Семён наклонился, схватил меня за руку, приподнял, я перегнулась через борт и с трудом вползла в лодку, свернулась калачиком, пытаясь согреться, да так и осталась лежать, не в силах сесть.

— Может тебя растереть, чтоб согрелась? — спросил серьёзно Семён. Я дёрнулась испугано. — Ладно, лежи, не трону. Только не вздумай снова в воду прыгать, погибнешь. Спасать тебя не буду! — всю дорогу до берега Семён распекал меня, рассказывая, какая я глупая, дурная. Я его уже не слушала. Стучала зубами от холода громче, чем он говорил.

— Иди домой, — сказал Семён мне. — Я позже приду. Лодку оттащу.

Я мокрая и синяя зашла в избу. Ганна изумилась.

— Что с тобой?

— С мостков упала, — соврала я.

— А чего ты туда попёрлась. Бельё ведь уже постирано?

— Умыться захотелось, — краснея от неловкости, проговорила я.

— Иди, переоденься, — сказала Ганна.

— Ничего, так высохнет, — отказалась я.

— А у тебя, небось, и смены нет! Вот голыдьба! Олеська! Дай ей свой сарафан, а то её ещё и лечить придётся.

Олеся с Ориной, услышав крик Ганны, зашли в дом и прыснули от смеха, увидев меня, стоящую в луже в прилипшей к телу одежде!

— Мамка, неужто ты новую оглоблю купила, — покатывалась со смеху Олеся. — Что-то тонковата она, оглобля-то, как бы не переломилася.

— Охолонись, Олеська, — оборвала смех снохи Ганна, — Лучше одёжку ей старую свою отдай!

Олеся не посмела ослушаться, и вскоре я вышла на крыльцо в Олесином сарафане. Это вызвало новый приступ смеха. Сарафан был широким и коротким, я переминалась с ноги на ногу, а девки хохотали, придумывая всё новые и новые шутки про пугало, которое плохо набили соломой.
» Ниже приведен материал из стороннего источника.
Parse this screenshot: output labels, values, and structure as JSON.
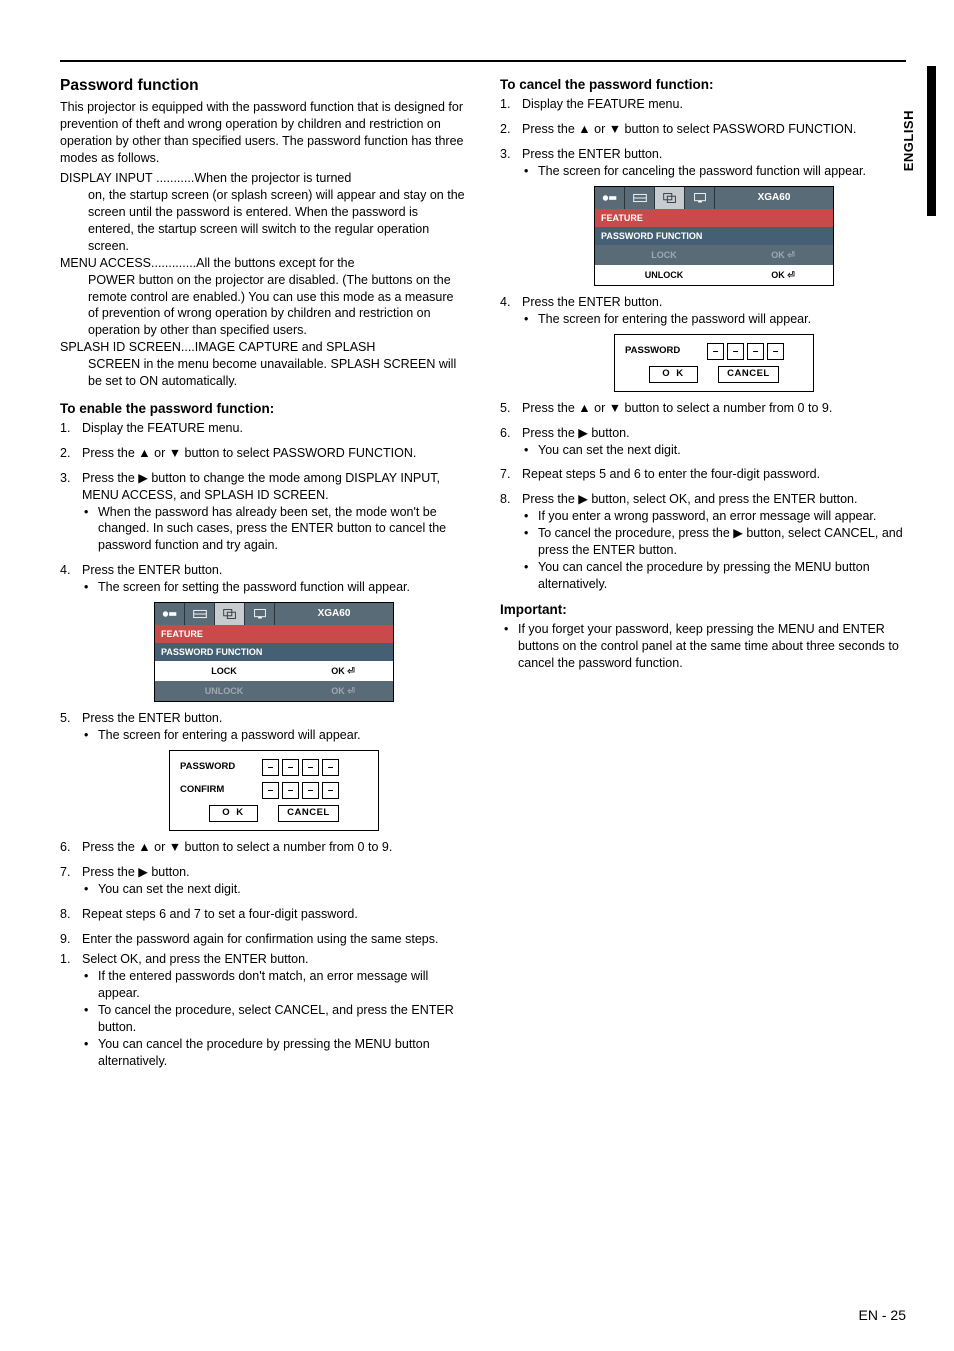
{
  "side_label": "ENGLISH",
  "left": {
    "h2": "Password function",
    "intro": "This projector is equipped with the password function that is designed for prevention of theft and wrong operation by children and restriction on operation by other than specified users. The password function has three modes as follows.",
    "modes": [
      {
        "term": "DISPLAY INPUT",
        "dots": " ...........",
        "desc": "When the projector is turned",
        "cont": "on, the startup screen (or splash screen) will appear and stay on the screen until the password is entered. When the password is entered, the startup screen will switch to the regular operation screen."
      },
      {
        "term": "MENU ACCESS",
        "dots": ".............",
        "desc": "All the buttons except for the",
        "cont": "POWER button on the projector are disabled. (The buttons on the remote control are enabled.) You can use this mode as a measure of prevention of wrong operation by children and restriction on operation by other than specified users."
      },
      {
        "term": "SPLASH ID SCREEN",
        "dots": "....",
        "desc": "IMAGE CAPTURE and SPLASH",
        "cont": "SCREEN in the menu become unavailable. SPLASH SCREEN will be set to ON automatically."
      }
    ],
    "enable_h": "To enable the password function:",
    "steps_a": [
      "Display the FEATURE menu.",
      "Press the ▲ or ▼ button to select PASSWORD FUNCTION.",
      "Press the ▶ button to change the mode among DISPLAY INPUT, MENU ACCESS, and SPLASH ID SCREEN.",
      "Press the ENTER button."
    ],
    "step3_bullets": [
      "When the password has already been set, the mode won't be changed. In such cases, press the ENTER button to cancel the password function and try again."
    ],
    "step4_bullets": [
      "The screen for setting the password function will appear."
    ],
    "menu": {
      "tab_label": "XGA60",
      "header": "FEATURE",
      "sub": "PASSWORD FUNCTION",
      "lock": "LOCK",
      "unlock": "UNLOCK",
      "ok": "OK"
    },
    "steps_b_start": 5,
    "step5": "Press the ENTER button.",
    "step5_bullets": [
      "The screen for entering a password will appear."
    ],
    "pw": {
      "password": "PASSWORD",
      "confirm": "CONFIRM",
      "digit": "–",
      "ok": "O K",
      "cancel": "CANCEL"
    },
    "step6": "Press the ▲ or ▼ button to select a number from 0 to 9.",
    "step7": "Press the ▶ button.",
    "step7_bullets": [
      "You can set the next digit."
    ],
    "step8": "Repeat steps 6 and 7 to set a four-digit password.",
    "step9": "Enter the password again for confirmation using the same steps.",
    "step10": "Select OK, and press the ENTER button.",
    "step10_bullets": [
      "If the entered passwords don't match, an error message will appear.",
      "To cancel the procedure, select CANCEL, and press the ENTER button.",
      "You can cancel the procedure by pressing the MENU button alternatively."
    ]
  },
  "right": {
    "cancel_h": "To cancel the password function:",
    "steps_a": [
      "Display the FEATURE menu.",
      "Press the ▲ or ▼ button to select PASSWORD FUNCTION.",
      "Press the ENTER button."
    ],
    "step3_bullets": [
      "The screen for canceling the password function will appear."
    ],
    "step4": "Press the ENTER button.",
    "step4_bullets": [
      "The screen for entering the password will appear."
    ],
    "pw_small": {
      "password": "PASSWORD",
      "digit": "–",
      "ok": "O K",
      "cancel": "CANCEL"
    },
    "step5": "Press the ▲ or ▼ button to select a number from 0 to 9.",
    "step6": "Press the ▶ button.",
    "step6_bullets": [
      "You can set the next digit."
    ],
    "step7": "Repeat steps 5 and 6 to enter the four-digit password.",
    "step8": "Press the ▶ button, select OK, and press the ENTER button.",
    "step8_bullets": [
      "If you enter a wrong password, an error message will appear.",
      "To cancel the procedure, press the ▶ button, select CANCEL, and press the ENTER button.",
      "You can cancel the procedure by pressing the MENU button alternatively."
    ],
    "important_h": "Important:",
    "important_bullets": [
      "If you forget your password, keep pressing the MENU and ENTER buttons on the control panel at the same time about three seconds to cancel the password function."
    ]
  },
  "footer": "EN - 25"
}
Веселье прервал вернувшийся с реки полуголый Семён, и мы, все трое, засмотрелись на него. Он, пританцовывая и напевая, прошёлся по двору, поглядывая на нас. Олеся и Орина смотрели на него с нескрываемым восхищением.

— Какой красавчик, — не выдержала Орина.

— Мужней жене не гоже на парней засматриваться, — смеясь, одёрнула её подруга.

— Так один остался на всю деревню! На кого ж ещё смотреть! — хохотнула, продемонстрировав ямочки и белые зубки, Оринка.

— Ах ты, проказница. И пузо тебе не помеха! — удивилась Олеся.

— Так пузо у нормальных баб завсегда есть. Привыкай уже!